LGBT San Francisco: The Daniel Nicoletta Photographs may be seen as a photojournalistic companion to Gus Van Sant’s Milk and Dustin Lance Black’s When We Rise. Its images portray a milieu of turbulence and exuberance and powerful waves of grassroots political activism. It was against that backdrop that Daniel “Danny” Nicoletta moved to San Francisco’s Castro in 1974. Photography is thematic in Milk as much as it is at the core of Hitchcock’s Rear Window or Antonioni’s Blow-Up. The titles alone give a good idea of the eclectic content of this book: Larry Piet’s Valentine Art Installation, Castro Camera, February 1977; Self-Portrait in Ashbury Street Darkroom, 1977; Castro Street Fair, August 1976, which is paired with Harvey in Front of His Castro Street Camera Store, circa 1977; Milk: Lukas Grabeel as Dan Nicoletta, February 1, 2008; and The San Francisco Gay Men’s Chorus Sings at the Dedication of the Harvey Milk US Postage Stamp at SF City Hall,” May 28, 2014.
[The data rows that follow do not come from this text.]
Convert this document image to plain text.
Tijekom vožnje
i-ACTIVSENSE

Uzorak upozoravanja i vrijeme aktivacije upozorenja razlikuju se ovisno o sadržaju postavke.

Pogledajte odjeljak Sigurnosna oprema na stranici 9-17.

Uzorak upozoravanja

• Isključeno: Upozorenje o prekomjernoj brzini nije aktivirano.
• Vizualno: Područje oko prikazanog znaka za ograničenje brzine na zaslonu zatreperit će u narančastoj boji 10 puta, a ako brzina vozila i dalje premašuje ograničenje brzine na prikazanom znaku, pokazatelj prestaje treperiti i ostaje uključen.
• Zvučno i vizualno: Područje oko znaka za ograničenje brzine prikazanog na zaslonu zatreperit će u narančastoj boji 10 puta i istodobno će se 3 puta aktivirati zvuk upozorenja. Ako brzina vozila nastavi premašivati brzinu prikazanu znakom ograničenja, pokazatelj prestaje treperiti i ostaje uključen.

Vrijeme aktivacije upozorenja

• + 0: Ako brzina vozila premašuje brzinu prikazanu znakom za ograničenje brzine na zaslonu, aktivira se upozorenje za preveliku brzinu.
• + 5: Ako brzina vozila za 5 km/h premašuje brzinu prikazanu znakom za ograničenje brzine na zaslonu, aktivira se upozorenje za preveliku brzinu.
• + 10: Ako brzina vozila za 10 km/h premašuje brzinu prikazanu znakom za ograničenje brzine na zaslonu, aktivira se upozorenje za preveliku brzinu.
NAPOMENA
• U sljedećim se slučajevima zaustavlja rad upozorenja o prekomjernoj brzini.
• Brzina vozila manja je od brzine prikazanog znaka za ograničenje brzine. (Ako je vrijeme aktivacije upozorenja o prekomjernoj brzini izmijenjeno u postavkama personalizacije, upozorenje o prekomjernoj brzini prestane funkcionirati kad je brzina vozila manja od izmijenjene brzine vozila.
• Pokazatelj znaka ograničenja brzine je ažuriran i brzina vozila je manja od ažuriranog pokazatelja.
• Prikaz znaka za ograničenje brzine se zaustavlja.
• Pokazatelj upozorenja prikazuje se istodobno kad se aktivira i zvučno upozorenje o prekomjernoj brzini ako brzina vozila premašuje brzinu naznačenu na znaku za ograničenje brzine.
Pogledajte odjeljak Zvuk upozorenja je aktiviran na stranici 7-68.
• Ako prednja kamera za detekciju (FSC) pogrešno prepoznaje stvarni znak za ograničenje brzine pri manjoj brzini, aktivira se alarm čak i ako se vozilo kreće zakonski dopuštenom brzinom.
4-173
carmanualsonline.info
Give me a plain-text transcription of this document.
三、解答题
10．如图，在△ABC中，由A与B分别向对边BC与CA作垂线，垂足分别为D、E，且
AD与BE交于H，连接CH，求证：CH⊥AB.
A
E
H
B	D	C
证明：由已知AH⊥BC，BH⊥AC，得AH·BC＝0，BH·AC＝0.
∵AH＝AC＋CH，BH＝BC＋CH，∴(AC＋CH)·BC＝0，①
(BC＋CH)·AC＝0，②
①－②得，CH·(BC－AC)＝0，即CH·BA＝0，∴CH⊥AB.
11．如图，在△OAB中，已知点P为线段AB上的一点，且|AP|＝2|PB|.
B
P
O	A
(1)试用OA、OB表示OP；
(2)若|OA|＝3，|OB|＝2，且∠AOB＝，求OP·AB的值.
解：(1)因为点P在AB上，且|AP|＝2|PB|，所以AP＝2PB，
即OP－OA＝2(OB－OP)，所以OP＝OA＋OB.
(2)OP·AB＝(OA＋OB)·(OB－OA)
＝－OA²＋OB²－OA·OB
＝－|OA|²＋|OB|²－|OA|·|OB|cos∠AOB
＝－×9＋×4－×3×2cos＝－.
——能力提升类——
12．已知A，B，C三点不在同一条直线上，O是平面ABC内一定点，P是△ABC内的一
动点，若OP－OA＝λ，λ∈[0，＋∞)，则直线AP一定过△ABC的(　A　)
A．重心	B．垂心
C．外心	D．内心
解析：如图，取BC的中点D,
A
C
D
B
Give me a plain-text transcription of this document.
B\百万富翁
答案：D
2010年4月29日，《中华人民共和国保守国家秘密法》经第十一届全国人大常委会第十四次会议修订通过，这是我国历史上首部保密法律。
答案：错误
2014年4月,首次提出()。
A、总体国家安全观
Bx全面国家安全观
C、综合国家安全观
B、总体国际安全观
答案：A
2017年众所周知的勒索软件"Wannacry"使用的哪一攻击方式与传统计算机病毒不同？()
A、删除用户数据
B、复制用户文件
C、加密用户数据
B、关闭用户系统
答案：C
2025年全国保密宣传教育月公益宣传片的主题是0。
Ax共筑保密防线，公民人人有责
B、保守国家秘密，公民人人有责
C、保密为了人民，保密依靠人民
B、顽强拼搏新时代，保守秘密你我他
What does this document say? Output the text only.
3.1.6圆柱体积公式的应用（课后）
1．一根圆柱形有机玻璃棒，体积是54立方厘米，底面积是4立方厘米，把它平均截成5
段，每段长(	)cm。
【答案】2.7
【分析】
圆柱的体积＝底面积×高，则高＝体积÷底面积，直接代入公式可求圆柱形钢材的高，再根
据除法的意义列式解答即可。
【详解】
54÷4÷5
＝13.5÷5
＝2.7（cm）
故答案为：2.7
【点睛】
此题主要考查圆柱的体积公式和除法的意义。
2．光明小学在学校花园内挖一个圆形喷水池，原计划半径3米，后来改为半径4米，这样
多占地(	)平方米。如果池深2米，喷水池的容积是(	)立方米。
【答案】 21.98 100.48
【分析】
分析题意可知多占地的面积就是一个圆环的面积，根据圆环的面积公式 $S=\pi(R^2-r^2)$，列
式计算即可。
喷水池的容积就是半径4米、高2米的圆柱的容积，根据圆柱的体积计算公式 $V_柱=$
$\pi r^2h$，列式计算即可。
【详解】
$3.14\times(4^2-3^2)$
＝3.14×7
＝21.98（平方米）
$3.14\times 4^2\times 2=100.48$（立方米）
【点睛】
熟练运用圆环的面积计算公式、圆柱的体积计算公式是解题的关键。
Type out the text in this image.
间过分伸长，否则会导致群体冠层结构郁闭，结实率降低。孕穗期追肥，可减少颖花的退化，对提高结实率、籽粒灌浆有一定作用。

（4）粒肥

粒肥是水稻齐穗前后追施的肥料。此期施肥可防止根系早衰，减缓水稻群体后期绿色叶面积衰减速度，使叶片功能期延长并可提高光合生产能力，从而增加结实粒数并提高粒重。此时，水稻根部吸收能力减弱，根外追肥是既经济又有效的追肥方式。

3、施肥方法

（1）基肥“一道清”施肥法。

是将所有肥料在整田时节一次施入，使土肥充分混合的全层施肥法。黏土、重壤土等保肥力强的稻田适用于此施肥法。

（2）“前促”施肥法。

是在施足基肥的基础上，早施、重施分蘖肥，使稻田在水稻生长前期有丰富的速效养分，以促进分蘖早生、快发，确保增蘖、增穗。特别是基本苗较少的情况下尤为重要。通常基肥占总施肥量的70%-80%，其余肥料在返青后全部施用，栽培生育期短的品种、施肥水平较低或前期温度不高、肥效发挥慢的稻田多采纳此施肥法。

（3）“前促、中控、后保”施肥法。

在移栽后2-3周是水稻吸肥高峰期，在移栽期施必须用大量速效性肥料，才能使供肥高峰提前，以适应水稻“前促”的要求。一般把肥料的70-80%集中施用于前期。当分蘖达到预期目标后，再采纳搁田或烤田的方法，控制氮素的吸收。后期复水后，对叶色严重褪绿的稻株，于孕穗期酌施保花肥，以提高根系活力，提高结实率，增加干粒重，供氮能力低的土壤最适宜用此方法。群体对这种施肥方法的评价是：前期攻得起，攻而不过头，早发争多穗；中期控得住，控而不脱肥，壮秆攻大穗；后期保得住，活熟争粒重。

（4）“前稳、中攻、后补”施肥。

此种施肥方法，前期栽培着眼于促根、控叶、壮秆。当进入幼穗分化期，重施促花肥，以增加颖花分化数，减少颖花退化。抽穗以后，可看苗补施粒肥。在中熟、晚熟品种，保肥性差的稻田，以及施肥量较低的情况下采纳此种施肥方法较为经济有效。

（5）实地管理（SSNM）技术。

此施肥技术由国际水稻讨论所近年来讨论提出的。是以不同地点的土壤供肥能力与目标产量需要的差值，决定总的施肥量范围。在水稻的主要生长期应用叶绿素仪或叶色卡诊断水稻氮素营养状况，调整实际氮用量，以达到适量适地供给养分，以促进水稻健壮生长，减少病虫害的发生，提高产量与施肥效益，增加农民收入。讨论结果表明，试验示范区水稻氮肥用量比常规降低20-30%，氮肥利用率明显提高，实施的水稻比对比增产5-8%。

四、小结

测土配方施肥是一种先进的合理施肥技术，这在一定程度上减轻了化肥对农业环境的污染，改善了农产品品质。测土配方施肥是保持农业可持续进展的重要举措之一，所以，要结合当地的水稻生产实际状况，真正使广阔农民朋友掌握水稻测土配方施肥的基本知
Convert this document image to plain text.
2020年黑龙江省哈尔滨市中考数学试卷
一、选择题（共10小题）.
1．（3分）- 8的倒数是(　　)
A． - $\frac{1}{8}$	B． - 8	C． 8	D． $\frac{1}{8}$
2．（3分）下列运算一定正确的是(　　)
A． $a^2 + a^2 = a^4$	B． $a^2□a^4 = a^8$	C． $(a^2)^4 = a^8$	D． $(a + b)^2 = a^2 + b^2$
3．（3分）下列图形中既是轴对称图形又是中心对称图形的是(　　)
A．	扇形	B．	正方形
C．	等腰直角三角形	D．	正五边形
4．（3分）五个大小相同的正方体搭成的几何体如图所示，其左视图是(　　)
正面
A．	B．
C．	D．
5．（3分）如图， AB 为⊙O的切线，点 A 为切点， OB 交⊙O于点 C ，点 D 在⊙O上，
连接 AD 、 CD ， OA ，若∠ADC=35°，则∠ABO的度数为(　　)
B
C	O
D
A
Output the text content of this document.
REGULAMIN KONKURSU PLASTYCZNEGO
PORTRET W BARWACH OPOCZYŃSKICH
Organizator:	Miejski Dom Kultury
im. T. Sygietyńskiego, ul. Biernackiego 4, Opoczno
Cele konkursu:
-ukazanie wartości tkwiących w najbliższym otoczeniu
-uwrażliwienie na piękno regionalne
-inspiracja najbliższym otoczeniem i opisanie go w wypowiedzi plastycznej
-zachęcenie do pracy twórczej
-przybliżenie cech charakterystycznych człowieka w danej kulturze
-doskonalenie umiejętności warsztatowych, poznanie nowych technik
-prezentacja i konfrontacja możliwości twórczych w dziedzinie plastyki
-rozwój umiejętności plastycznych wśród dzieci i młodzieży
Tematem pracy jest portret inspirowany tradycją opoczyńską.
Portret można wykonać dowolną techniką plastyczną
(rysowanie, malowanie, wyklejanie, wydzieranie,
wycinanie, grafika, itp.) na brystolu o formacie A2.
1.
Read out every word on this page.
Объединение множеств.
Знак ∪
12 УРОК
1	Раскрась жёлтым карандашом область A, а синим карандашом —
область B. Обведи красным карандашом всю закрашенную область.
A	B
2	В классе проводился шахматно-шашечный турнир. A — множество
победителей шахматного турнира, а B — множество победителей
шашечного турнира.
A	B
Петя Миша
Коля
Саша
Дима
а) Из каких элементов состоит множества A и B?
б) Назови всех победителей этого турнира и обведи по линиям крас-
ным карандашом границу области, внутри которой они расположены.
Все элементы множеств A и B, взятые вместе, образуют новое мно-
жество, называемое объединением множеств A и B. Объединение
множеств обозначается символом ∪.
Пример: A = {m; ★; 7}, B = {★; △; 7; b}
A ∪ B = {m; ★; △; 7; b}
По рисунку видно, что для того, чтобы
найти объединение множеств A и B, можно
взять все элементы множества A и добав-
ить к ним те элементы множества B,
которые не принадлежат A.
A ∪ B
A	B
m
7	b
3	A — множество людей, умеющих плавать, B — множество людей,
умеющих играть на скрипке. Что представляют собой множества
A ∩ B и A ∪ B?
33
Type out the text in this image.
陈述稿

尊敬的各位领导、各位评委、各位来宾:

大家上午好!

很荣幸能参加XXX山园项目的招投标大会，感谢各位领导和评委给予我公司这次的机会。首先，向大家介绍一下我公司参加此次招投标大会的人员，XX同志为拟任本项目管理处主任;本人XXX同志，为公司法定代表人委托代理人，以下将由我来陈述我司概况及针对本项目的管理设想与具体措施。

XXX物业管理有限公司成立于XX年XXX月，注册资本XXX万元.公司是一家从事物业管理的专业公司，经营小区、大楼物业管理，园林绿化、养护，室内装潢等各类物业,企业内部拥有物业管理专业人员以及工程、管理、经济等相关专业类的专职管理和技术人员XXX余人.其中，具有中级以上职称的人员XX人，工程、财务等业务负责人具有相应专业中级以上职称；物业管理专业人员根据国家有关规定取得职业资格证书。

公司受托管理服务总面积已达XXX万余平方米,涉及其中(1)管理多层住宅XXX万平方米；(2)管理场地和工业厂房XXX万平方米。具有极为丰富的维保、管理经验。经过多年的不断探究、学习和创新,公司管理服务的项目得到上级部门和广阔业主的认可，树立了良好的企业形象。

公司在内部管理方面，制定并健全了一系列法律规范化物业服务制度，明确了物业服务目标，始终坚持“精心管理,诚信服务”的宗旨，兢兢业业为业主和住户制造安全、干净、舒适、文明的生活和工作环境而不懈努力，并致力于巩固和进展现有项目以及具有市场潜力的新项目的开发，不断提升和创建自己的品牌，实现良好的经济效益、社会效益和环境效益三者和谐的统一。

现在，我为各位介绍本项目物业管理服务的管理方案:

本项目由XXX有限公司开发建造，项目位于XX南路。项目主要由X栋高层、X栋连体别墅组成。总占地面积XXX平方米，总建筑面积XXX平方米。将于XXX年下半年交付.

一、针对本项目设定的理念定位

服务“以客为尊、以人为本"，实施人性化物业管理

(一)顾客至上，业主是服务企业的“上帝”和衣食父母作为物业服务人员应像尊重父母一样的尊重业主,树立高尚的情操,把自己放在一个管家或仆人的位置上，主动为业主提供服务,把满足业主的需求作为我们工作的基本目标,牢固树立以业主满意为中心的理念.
In the forward to LGBT San Francisco, Van Sant acknowledges Nicoletta’s contribution to the visual accuracy of Milk: “Danny’s photographs were a vital resource to the formation of Milk.” His photos of the filming of Milk are an official record of the shoot that take on a “meta” quality given Nicoletta’s contribution to the movie’s look and atmosphere. Art historian Graham Clark once wrote: “Rather than the notion of looking, which suggests a passive act of recognition, we need to insist that we read a photograph, not as an image, but as a text.” Nicoletta’s images in LGBT San Francisco can be read as an epic narrative: not a static moment but an unfolding drama. There are images of Sean Penn and Harvey Milk placed side-by-side, and there are juxtaposed reenactments such as: Supervisor Harvey Milk’s Inaugural Walk from Castro Street to City Hall, with His Lover Jack Lira and Supporters, January 9, 1978; Milk: Inaugural Walk re-enactment, March 22, 2008; Ron and Sandy Severini from Ringling Bros. and Barnum & Bailey Clown School Prepare Harvey for an Editorial in California Living Magazine about the Circus; and Milk: Sean Penn as Harvey Getting Made Up by Ringling Bros. and Barnum & Bailey Clowns, March 14, 2008.

Nicoletta’s work underscores the social function of photographs, drawing the reader to the image through codes, gestures, clothing, hair, and mingled artifacts of the LGBT subculture. Through the diversity of his subjects, Nicoletta asserts that the components of “LGBT” are holding together in various iterations and permutations across a wide range of identities and orientations.

 

Steven F. Dansky, an activist, photographer, and writer for over fifty years, is the director of Outspoken: Oral History from lgbtq Pioneers.